The matlab code used in the TIP 2013 paper ‘Rotation-Covariant Texture Learning Using Steerable Riesz Wavelets’ is now available. The code and the paper can be found in http://publications.hevs.ch/index.php/publications/show/1373
The paper is written by Adrien Depeursinge, Antonio Foncubierta-Rodriguez, Dimitri Van De Ville and Henning Müller.
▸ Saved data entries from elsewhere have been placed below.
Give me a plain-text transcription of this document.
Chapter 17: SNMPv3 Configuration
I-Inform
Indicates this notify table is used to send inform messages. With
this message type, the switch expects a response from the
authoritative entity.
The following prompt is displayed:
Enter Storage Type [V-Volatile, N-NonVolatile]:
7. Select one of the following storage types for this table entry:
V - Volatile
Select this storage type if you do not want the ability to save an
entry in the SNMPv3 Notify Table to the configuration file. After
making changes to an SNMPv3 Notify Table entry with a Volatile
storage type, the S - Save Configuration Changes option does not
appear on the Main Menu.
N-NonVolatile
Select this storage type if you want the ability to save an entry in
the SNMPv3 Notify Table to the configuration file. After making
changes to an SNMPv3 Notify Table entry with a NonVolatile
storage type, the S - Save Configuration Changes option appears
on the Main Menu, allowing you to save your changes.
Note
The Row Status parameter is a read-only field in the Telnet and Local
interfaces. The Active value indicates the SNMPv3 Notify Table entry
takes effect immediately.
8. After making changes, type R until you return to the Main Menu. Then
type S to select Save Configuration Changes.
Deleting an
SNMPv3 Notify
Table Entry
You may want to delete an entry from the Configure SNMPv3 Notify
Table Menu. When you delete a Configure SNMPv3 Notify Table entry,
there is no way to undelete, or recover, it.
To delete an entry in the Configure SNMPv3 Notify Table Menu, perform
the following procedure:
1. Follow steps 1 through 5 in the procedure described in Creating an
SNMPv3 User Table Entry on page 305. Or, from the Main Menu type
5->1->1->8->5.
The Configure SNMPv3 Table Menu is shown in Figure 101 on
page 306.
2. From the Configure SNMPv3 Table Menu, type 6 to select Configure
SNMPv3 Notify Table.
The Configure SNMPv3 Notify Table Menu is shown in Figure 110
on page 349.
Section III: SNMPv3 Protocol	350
Abstract—We propose a texture learning approach that exploits
local organizations of scales and directions. First, linear
combinations of Riesz wavelets are learned using kernel support
vector machines. The resulting texture “signatures” are modeling
optimal class–wise discriminatory properties. The visualization
of the obtained signatures allows verifying the visual relevance
of the learned concepts. Second, the local orientations of the
signatures are optimized to maximize their responses, which
is carried out analytically and can still be expressed as a
linear combination of the initial steerable Riesz templates. The
global process is iteratively repeated to obtain final rotation–
covariant texture signatures. Rapid convergence of class–wise
signatures is observed, which demonstrates that the instances
are projected into a feature space that leverages the local
organizations of scales and directions. Experimental evaluation
reveals an average classification accuracies in the range of 97%
to 98% for the Outex TC 00010, the Outex TC 00012, and the
Contrib TC 00000 suite for even orders of the Riesz transform,
and suggests high robustness to changes in images orientation
and illumination. The proposed framework requires no arbitrary
choices of scales and directions and is expected to perform well
in a large range of computer vision applications.